Mandala berarti bentuk, tapi bukan sekedar bentuk, melainkan sebuah
bentuk yang berdaya mistis atau gaib. Atau dengan hubungan tertentu
mandala dapat berarti sebuah citra gaib. Secara kongkret mungkin dapat
dikatakan sebaga daerah kerja daya energi dan pengaruh kekuatan-kekuatan
yang gaib.Didalam ilmu fisika kita mengenal magnet, didalam magnet ada
yang disebut sebagai medan magnet, medan daya, atau medan energi yang
kemudian dapat menggambarkan pola daya magnet. Dalam mandala, ada tempat
yang paling berdaya, yaitu pada bagian pusar. Dan setiap bagian daerah
mempunyai dayanya masing-masing menurut susunan daya mandalanya tadi.
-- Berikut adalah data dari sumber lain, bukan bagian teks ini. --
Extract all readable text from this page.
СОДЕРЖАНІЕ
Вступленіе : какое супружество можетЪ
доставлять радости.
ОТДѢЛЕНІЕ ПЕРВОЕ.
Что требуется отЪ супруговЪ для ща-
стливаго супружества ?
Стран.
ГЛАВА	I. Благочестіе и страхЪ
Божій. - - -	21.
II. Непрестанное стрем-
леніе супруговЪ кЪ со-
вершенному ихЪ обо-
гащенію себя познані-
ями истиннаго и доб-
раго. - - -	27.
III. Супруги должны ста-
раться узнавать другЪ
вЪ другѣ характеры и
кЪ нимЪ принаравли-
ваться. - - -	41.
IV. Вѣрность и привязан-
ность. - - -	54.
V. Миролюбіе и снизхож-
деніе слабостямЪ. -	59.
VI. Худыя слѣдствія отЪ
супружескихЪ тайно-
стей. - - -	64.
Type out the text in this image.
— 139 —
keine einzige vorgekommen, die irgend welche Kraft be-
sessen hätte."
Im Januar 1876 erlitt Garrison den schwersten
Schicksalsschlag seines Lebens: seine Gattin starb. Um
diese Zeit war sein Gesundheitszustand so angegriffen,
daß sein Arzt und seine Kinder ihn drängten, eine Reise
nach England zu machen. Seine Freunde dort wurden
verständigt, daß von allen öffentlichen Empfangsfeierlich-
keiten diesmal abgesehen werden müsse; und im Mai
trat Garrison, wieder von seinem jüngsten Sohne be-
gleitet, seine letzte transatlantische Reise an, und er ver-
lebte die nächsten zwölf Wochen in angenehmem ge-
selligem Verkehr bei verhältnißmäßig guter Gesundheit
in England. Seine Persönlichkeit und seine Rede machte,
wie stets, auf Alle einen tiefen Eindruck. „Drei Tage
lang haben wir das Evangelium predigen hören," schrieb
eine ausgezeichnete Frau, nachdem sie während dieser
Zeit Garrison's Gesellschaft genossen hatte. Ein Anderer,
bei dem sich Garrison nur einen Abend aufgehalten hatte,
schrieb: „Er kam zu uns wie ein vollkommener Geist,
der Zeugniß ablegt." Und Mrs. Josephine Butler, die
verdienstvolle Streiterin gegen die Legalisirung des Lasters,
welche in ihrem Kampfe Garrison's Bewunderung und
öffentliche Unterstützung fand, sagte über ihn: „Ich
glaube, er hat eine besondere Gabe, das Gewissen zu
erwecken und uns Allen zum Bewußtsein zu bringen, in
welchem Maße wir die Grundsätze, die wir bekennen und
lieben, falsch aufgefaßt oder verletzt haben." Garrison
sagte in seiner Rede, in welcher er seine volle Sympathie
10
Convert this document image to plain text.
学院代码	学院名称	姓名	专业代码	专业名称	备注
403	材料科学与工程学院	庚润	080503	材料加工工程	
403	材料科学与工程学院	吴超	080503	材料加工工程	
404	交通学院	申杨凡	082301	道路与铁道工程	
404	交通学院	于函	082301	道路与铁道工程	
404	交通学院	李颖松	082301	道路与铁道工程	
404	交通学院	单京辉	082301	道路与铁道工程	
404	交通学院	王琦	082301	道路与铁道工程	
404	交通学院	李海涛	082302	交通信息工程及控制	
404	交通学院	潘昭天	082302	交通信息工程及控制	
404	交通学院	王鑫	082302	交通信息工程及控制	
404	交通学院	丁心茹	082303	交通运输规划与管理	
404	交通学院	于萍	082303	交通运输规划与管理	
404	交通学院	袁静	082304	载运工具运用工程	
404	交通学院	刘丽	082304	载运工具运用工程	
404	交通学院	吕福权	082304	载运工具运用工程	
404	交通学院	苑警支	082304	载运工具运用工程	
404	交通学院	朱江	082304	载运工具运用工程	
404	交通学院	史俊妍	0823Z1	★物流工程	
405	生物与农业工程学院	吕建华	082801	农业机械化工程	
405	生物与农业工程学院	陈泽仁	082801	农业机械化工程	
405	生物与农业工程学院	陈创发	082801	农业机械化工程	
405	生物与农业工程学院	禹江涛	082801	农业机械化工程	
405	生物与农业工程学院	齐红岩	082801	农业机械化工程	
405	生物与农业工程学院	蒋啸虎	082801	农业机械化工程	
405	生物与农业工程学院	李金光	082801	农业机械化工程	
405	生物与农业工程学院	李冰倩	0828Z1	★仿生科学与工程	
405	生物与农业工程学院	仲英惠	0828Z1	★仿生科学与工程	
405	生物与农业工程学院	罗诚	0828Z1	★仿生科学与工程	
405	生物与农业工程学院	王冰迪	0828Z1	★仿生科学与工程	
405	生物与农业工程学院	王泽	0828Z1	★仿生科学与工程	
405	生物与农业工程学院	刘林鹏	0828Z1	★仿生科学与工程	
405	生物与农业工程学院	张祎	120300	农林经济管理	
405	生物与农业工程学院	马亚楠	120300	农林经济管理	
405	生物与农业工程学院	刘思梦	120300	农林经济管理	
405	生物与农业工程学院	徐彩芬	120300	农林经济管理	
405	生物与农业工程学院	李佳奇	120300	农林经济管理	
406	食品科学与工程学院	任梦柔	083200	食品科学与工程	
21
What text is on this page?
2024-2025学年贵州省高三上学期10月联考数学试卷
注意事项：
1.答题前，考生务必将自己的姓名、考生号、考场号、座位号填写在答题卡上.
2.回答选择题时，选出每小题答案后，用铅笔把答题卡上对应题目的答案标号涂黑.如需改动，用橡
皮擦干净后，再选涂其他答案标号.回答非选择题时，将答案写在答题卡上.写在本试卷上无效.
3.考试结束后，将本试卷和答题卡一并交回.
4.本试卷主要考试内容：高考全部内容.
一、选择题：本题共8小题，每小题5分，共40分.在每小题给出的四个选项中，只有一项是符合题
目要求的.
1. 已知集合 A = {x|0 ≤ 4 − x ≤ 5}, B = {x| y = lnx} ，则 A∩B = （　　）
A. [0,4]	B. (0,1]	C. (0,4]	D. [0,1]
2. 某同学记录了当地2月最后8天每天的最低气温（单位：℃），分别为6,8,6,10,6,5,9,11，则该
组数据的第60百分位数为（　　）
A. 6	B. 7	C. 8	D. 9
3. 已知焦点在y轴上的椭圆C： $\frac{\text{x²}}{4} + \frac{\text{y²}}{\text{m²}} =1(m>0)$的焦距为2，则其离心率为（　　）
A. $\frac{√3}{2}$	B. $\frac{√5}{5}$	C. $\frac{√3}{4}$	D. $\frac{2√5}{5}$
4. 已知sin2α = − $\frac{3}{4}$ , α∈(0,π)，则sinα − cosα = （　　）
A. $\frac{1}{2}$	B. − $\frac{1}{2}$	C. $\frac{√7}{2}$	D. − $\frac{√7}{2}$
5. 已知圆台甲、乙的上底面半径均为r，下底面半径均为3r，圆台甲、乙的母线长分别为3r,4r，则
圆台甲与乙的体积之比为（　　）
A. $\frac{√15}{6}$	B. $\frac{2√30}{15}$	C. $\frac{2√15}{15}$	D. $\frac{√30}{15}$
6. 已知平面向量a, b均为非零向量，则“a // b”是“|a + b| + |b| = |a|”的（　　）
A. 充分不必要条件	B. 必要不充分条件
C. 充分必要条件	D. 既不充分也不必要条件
Oleh karena itu orang-orang India Kuna dalam membangun sebuah bangunan
harus berdasarkan pada prinsip Vasthu-Purusha-Mandala. Vasthu berarti
norma dasar semesta yang terbentuk dan berwujud. Purusha berarti insan
atau personifikasi gejala semesta dasar yang awal, asli, utama, sejati.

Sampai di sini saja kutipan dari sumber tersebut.